WorldCom Exec Pleads Guilty
Former Controller May Testify Against Indicted BossesSep 27, 2002 | Newsday
Prosecutors secured their first guilty plea in the largest accounting scandal in U.S. history yesterday as WorldCom Inc.'s former controller admitted he helped falsify the company's books.
David Myers, who resigned as controller and vice president of the telecommunications giant in June after WorldCom uncovered a multibillion-dollar accounting fraud through an internal audit, pled guilty to three felony counts in federal court in Manhattan. Myers now faces a new lawsuit filed yesterday by the Securities and Exchange Commission, and he is expected to plead guilty to one count of violating Mississippi law next week.
"I was instructed on a quarterly basis by senior management ... to falsify WorldCom's books," Myers, 45, said in a plea hearing before U.S. District Judge Richard C. Casey.
Myers said he "knew there was no justification" for the maneuvers made from Oct. 2000 to June 2002 that overstated WorldCom's profits by $5 billion.
Myers also faces a civil case from the SEC accusing him of securities fraud dating back to 1999. Myers' attorney N. Richard Janis said he and his client have "actively been in discussions" with the SEC to resolve that case.
Attorneys following the case noted that Myers' guilty plea will be crucial in the government's pending case against his ex-boss, WorldCom former chief financial officer Scott Sullivan. On Aug. 28, Sullivan and another former WorldCom employee, Buford Yates, were indicted on conspiracy and securities fraud charges. Both have pleaded innocent.
The Justice Department also has named former WorldCom accounting executives Betty Vinson and Troy Normand unindicted co-conspirators, suggesting they, too, could cooperate in the case against others.
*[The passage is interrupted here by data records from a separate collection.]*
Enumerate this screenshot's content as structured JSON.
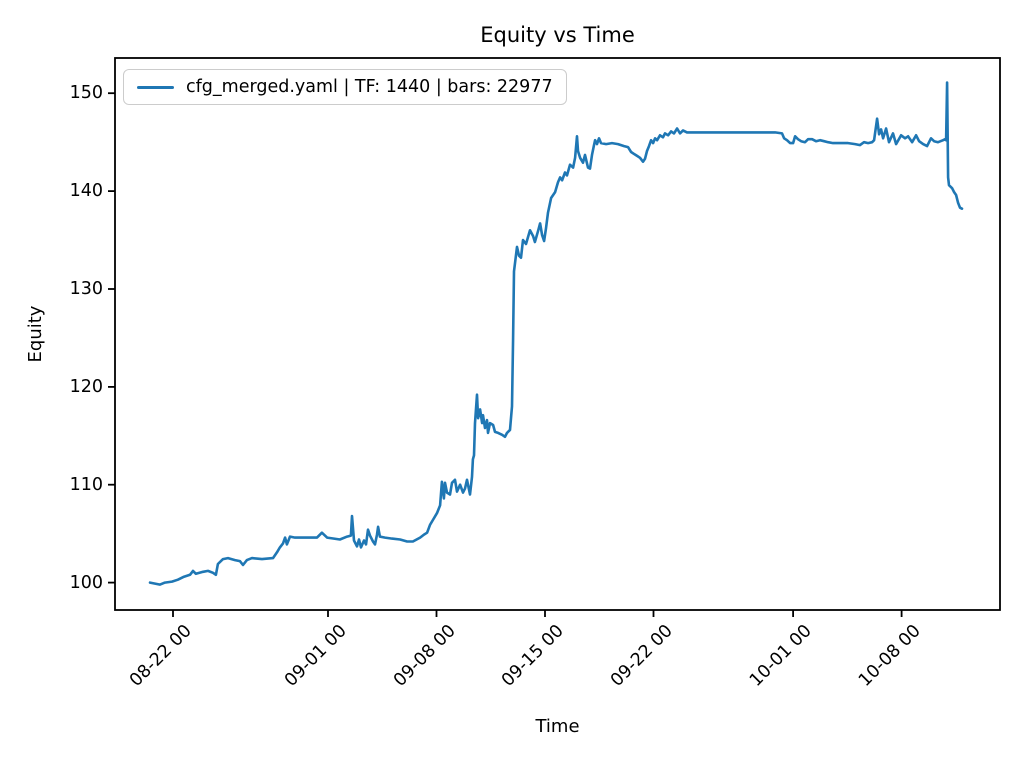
{
  "chart_data": {
    "type": "line",
    "title": "Equity vs Time",
    "xlabel": "Time",
    "ylabel": "Equity",
    "grid": false,
    "legend_position": "upper left",
    "x_unit": "days since 08-22 00:00",
    "xlim": [
      -3.74,
      53.35
    ],
    "ylim": [
      97.2,
      153.6
    ],
    "x_ticks": [
      {
        "day": 0,
        "label": "08-22 00"
      },
      {
        "day": 10,
        "label": "09-01 00"
      },
      {
        "day": 17,
        "label": "09-08 00"
      },
      {
        "day": 24,
        "label": "09-15 00"
      },
      {
        "day": 31,
        "label": "09-22 00"
      },
      {
        "day": 40,
        "label": "10-01 00"
      },
      {
        "day": 47,
        "label": "10-08 00"
      }
    ],
    "y_ticks": [
      {
        "value": 100,
        "label": "100"
      },
      {
        "value": 110,
        "label": "110"
      },
      {
        "value": 120,
        "label": "120"
      },
      {
        "value": 130,
        "label": "130"
      },
      {
        "value": 140,
        "label": "140"
      },
      {
        "value": 150,
        "label": "150"
      }
    ],
    "series": [
      {
        "name": "cfg_merged.yaml | TF: 1440 | bars: 22977",
        "color": "#1f77b4",
        "points": [
          [
            -1.48,
            100.0
          ],
          [
            -1.16,
            99.9
          ],
          [
            -0.84,
            99.8
          ],
          [
            -0.52,
            100.0
          ],
          [
            -0.06,
            100.1
          ],
          [
            0.32,
            100.3
          ],
          [
            0.71,
            100.6
          ],
          [
            1.1,
            100.8
          ],
          [
            1.29,
            101.2
          ],
          [
            1.48,
            100.9
          ],
          [
            1.94,
            101.1
          ],
          [
            2.26,
            101.2
          ],
          [
            2.58,
            101.0
          ],
          [
            2.77,
            100.8
          ],
          [
            2.9,
            101.9
          ],
          [
            3.23,
            102.4
          ],
          [
            3.55,
            102.5
          ],
          [
            4.0,
            102.3
          ],
          [
            4.32,
            102.2
          ],
          [
            4.52,
            101.8
          ],
          [
            4.77,
            102.3
          ],
          [
            5.1,
            102.5
          ],
          [
            5.74,
            102.4
          ],
          [
            6.45,
            102.5
          ],
          [
            6.71,
            103.1
          ],
          [
            6.9,
            103.6
          ],
          [
            7.1,
            104.0
          ],
          [
            7.23,
            104.6
          ],
          [
            7.35,
            103.9
          ],
          [
            7.55,
            104.7
          ],
          [
            7.87,
            104.6
          ],
          [
            8.52,
            104.6
          ],
          [
            9.29,
            104.6
          ],
          [
            9.61,
            105.1
          ],
          [
            9.94,
            104.6
          ],
          [
            10.39,
            104.5
          ],
          [
            10.77,
            104.4
          ],
          [
            11.23,
            104.7
          ],
          [
            11.48,
            104.8
          ],
          [
            11.55,
            106.8
          ],
          [
            11.68,
            104.3
          ],
          [
            11.87,
            103.7
          ],
          [
            12.0,
            104.4
          ],
          [
            12.13,
            103.6
          ],
          [
            12.32,
            104.3
          ],
          [
            12.45,
            103.9
          ],
          [
            12.58,
            105.4
          ],
          [
            12.71,
            104.8
          ],
          [
            12.9,
            104.2
          ],
          [
            13.03,
            103.9
          ],
          [
            13.16,
            104.9
          ],
          [
            13.23,
            105.7
          ],
          [
            13.35,
            104.7
          ],
          [
            13.68,
            104.6
          ],
          [
            14.13,
            104.5
          ],
          [
            14.65,
            104.4
          ],
          [
            15.1,
            104.2
          ],
          [
            15.48,
            104.2
          ],
          [
            15.94,
            104.6
          ],
          [
            16.19,
            104.9
          ],
          [
            16.39,
            105.1
          ],
          [
            16.58,
            105.9
          ],
          [
            16.77,
            106.4
          ],
          [
            17.03,
            107.1
          ],
          [
            17.23,
            107.9
          ],
          [
            17.35,
            110.3
          ],
          [
            17.48,
            108.6
          ],
          [
            17.55,
            110.2
          ],
          [
            17.68,
            109.2
          ],
          [
            17.87,
            109.0
          ],
          [
            18.0,
            110.2
          ],
          [
            18.19,
            110.5
          ],
          [
            18.32,
            109.3
          ],
          [
            18.52,
            110.0
          ],
          [
            18.71,
            109.2
          ],
          [
            18.84,
            109.6
          ],
          [
            18.97,
            110.5
          ],
          [
            19.16,
            109.0
          ],
          [
            19.29,
            110.8
          ],
          [
            19.35,
            112.6
          ],
          [
            19.42,
            113.0
          ],
          [
            19.48,
            116.3
          ],
          [
            19.61,
            119.2
          ],
          [
            19.68,
            116.8
          ],
          [
            19.81,
            117.7
          ],
          [
            19.94,
            116.3
          ],
          [
            20.0,
            117.1
          ],
          [
            20.13,
            115.8
          ],
          [
            20.26,
            116.6
          ],
          [
            20.32,
            115.3
          ],
          [
            20.45,
            116.3
          ],
          [
            20.65,
            116.1
          ],
          [
            20.77,
            115.4
          ],
          [
            20.97,
            115.3
          ],
          [
            21.23,
            115.1
          ],
          [
            21.42,
            114.9
          ],
          [
            21.55,
            115.3
          ],
          [
            21.74,
            115.6
          ],
          [
            21.87,
            118.0
          ],
          [
            21.94,
            125.0
          ],
          [
            22.0,
            131.8
          ],
          [
            22.19,
            134.3
          ],
          [
            22.32,
            133.4
          ],
          [
            22.45,
            133.2
          ],
          [
            22.58,
            135.0
          ],
          [
            22.77,
            134.6
          ],
          [
            22.9,
            135.3
          ],
          [
            23.03,
            136.0
          ],
          [
            23.23,
            135.4
          ],
          [
            23.35,
            134.8
          ],
          [
            23.55,
            135.9
          ],
          [
            23.68,
            136.7
          ],
          [
            23.81,
            135.5
          ],
          [
            23.94,
            134.9
          ],
          [
            24.06,
            136.2
          ],
          [
            24.19,
            137.8
          ],
          [
            24.39,
            139.3
          ],
          [
            24.65,
            139.9
          ],
          [
            24.84,
            140.9
          ],
          [
            24.97,
            141.4
          ],
          [
            25.1,
            141.1
          ],
          [
            25.29,
            141.9
          ],
          [
            25.42,
            141.6
          ],
          [
            25.61,
            142.7
          ],
          [
            25.81,
            142.4
          ],
          [
            25.94,
            143.4
          ],
          [
            26.06,
            145.6
          ],
          [
            26.13,
            144.1
          ],
          [
            26.26,
            143.4
          ],
          [
            26.45,
            142.9
          ],
          [
            26.58,
            143.7
          ],
          [
            26.77,
            142.4
          ],
          [
            26.9,
            142.3
          ],
          [
            27.03,
            143.7
          ],
          [
            27.16,
            144.7
          ],
          [
            27.23,
            145.2
          ],
          [
            27.35,
            144.8
          ],
          [
            27.48,
            145.4
          ],
          [
            27.61,
            144.9
          ],
          [
            27.94,
            144.8
          ],
          [
            28.32,
            144.9
          ],
          [
            28.71,
            144.8
          ],
          [
            29.1,
            144.6
          ],
          [
            29.35,
            144.5
          ],
          [
            29.55,
            144.0
          ],
          [
            29.74,
            143.8
          ],
          [
            29.94,
            143.6
          ],
          [
            30.13,
            143.4
          ],
          [
            30.32,
            143.0
          ],
          [
            30.45,
            143.3
          ],
          [
            30.58,
            144.1
          ],
          [
            30.71,
            144.6
          ],
          [
            30.84,
            145.2
          ],
          [
            30.97,
            144.9
          ],
          [
            31.1,
            145.4
          ],
          [
            31.23,
            145.2
          ],
          [
            31.42,
            145.7
          ],
          [
            31.61,
            145.5
          ],
          [
            31.74,
            145.9
          ],
          [
            31.94,
            145.7
          ],
          [
            32.13,
            146.1
          ],
          [
            32.32,
            145.9
          ],
          [
            32.52,
            146.4
          ],
          [
            32.71,
            145.9
          ],
          [
            32.9,
            146.2
          ],
          [
            33.16,
            146.0
          ],
          [
            34.0,
            146.0
          ],
          [
            34.97,
            146.0
          ],
          [
            35.94,
            146.0
          ],
          [
            36.9,
            146.0
          ],
          [
            37.87,
            146.0
          ],
          [
            38.84,
            146.0
          ],
          [
            39.29,
            145.9
          ],
          [
            39.42,
            145.4
          ],
          [
            39.61,
            145.2
          ],
          [
            39.81,
            144.9
          ],
          [
            40.0,
            144.9
          ],
          [
            40.13,
            145.6
          ],
          [
            40.32,
            145.3
          ],
          [
            40.52,
            145.1
          ],
          [
            40.77,
            145.0
          ],
          [
            40.97,
            145.3
          ],
          [
            41.23,
            145.3
          ],
          [
            41.48,
            145.1
          ],
          [
            41.74,
            145.2
          ],
          [
            42.0,
            145.1
          ],
          [
            42.26,
            145.0
          ],
          [
            42.58,
            144.9
          ],
          [
            43.03,
            144.9
          ],
          [
            43.55,
            144.9
          ],
          [
            44.0,
            144.8
          ],
          [
            44.32,
            144.7
          ],
          [
            44.58,
            145.0
          ],
          [
            44.84,
            144.9
          ],
          [
            45.1,
            145.0
          ],
          [
            45.23,
            145.2
          ],
          [
            45.35,
            146.6
          ],
          [
            45.42,
            147.4
          ],
          [
            45.55,
            145.8
          ],
          [
            45.68,
            146.3
          ],
          [
            45.81,
            145.4
          ],
          [
            46.0,
            146.4
          ],
          [
            46.19,
            145.0
          ],
          [
            46.45,
            145.9
          ],
          [
            46.65,
            144.8
          ],
          [
            46.97,
            145.7
          ],
          [
            47.23,
            145.4
          ],
          [
            47.42,
            145.6
          ],
          [
            47.68,
            145.0
          ],
          [
            47.94,
            145.7
          ],
          [
            48.13,
            145.1
          ],
          [
            48.39,
            144.8
          ],
          [
            48.65,
            144.6
          ],
          [
            48.9,
            145.4
          ],
          [
            49.1,
            145.1
          ],
          [
            49.35,
            145.0
          ],
          [
            49.68,
            145.2
          ],
          [
            49.81,
            145.3
          ],
          [
            49.87,
            145.2
          ],
          [
            49.94,
            151.1
          ],
          [
            50.0,
            141.4
          ],
          [
            50.06,
            140.6
          ],
          [
            50.26,
            140.3
          ],
          [
            50.39,
            139.9
          ],
          [
            50.52,
            139.6
          ],
          [
            50.65,
            138.8
          ],
          [
            50.77,
            138.3
          ],
          [
            50.9,
            138.2
          ]
        ]
      }
    ]
  },
  "colors": {
    "line": "#1f77b4",
    "text": "#000000",
    "spine": "#000000",
    "legend_border": "#cccccc"
  }
}
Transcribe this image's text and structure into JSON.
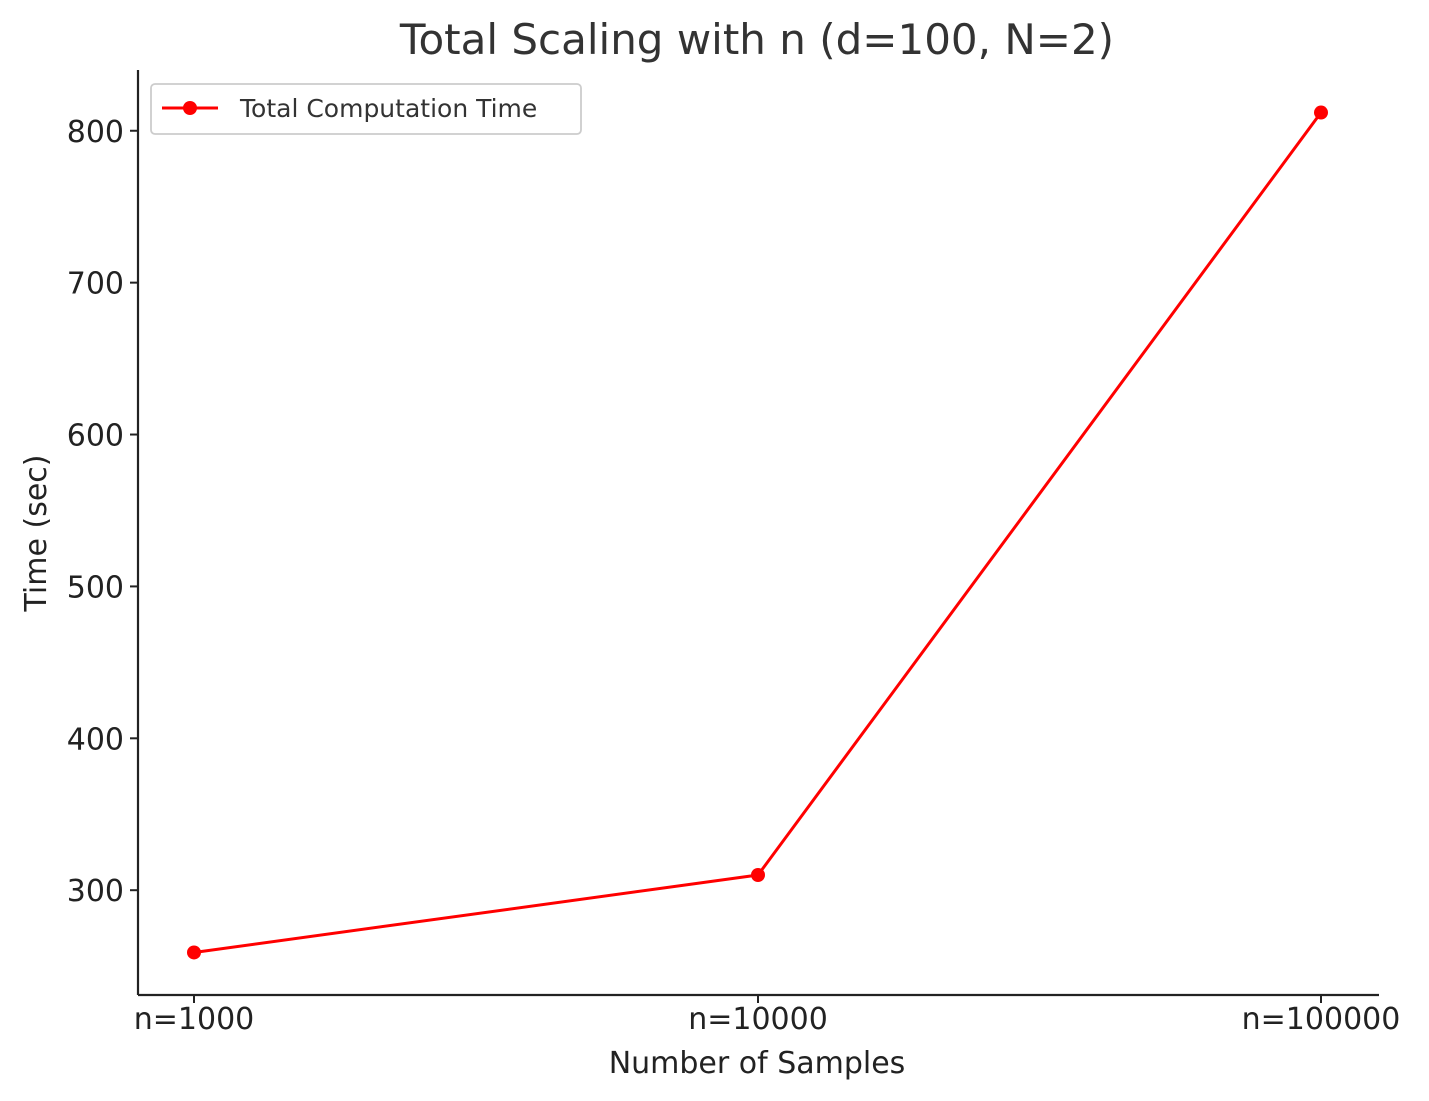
{
  "chart_data": {
    "type": "line",
    "title": "Total Scaling with n (d=100, N=2)",
    "xlabel": "Number of Samples",
    "ylabel": "Time (sec)",
    "categories": [
      "n=1000",
      "n=10000",
      "n=100000"
    ],
    "series": [
      {
        "name": "Total Computation Time",
        "values": [
          259,
          310,
          812
        ],
        "color": "#ff0000",
        "marker": "circle"
      }
    ],
    "yticks": [
      300,
      400,
      500,
      600,
      700,
      800
    ],
    "ylim": [
      231,
      840
    ],
    "legend": "top-left",
    "grid": false
  }
}
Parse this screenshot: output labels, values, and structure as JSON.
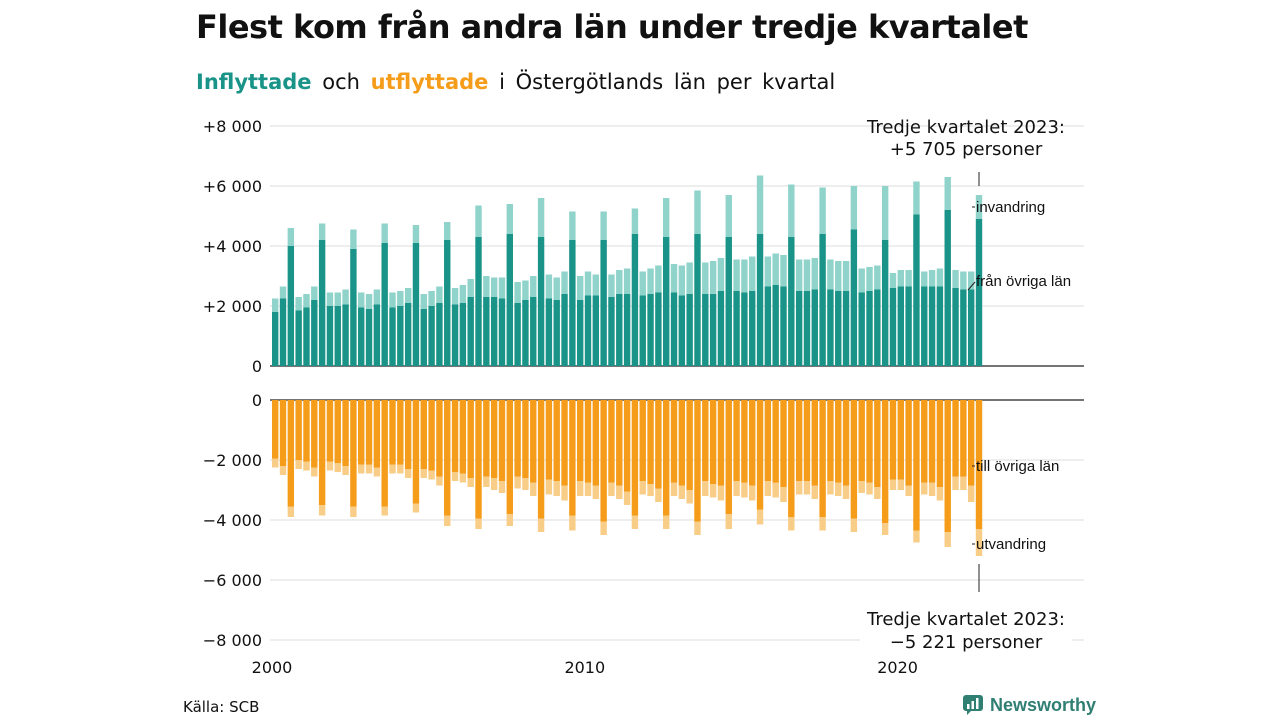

The government's filings accuse Sullivan of directing Myers and others to repeatedly record so-called line costs as capital rather than expenses, which made profits appear greater than they actually were for the second-largest telecommunications company.
Myers faces up to 20 years in jail for his involvement in a conspiracy to commit securities fraud, one count of securities fraud and one count of filing false statements with the SEC. However, if his cooperation and testimony proves useful against his former bosses, prosecutors may recommend a sentence of 1 to 2 years, said John Coffee, a law professor at Columbia University.
"What you'll actually get depends on how much money was involved in the loss," Coffee said. Sentencing is scheduled for Dec. 26, but prosecutors could ask for a delay if there is a trial pending against another WorldCom official, Coffee said.
Coffee expects that Sullivan's testimony will be necessary if prosecutors want to charge former chief executive Bernard Ebbers, who has not been arrested or charged. "Only he [Sullivan] could testify that 'I cleared it all with Ebbers,'" Coffee said.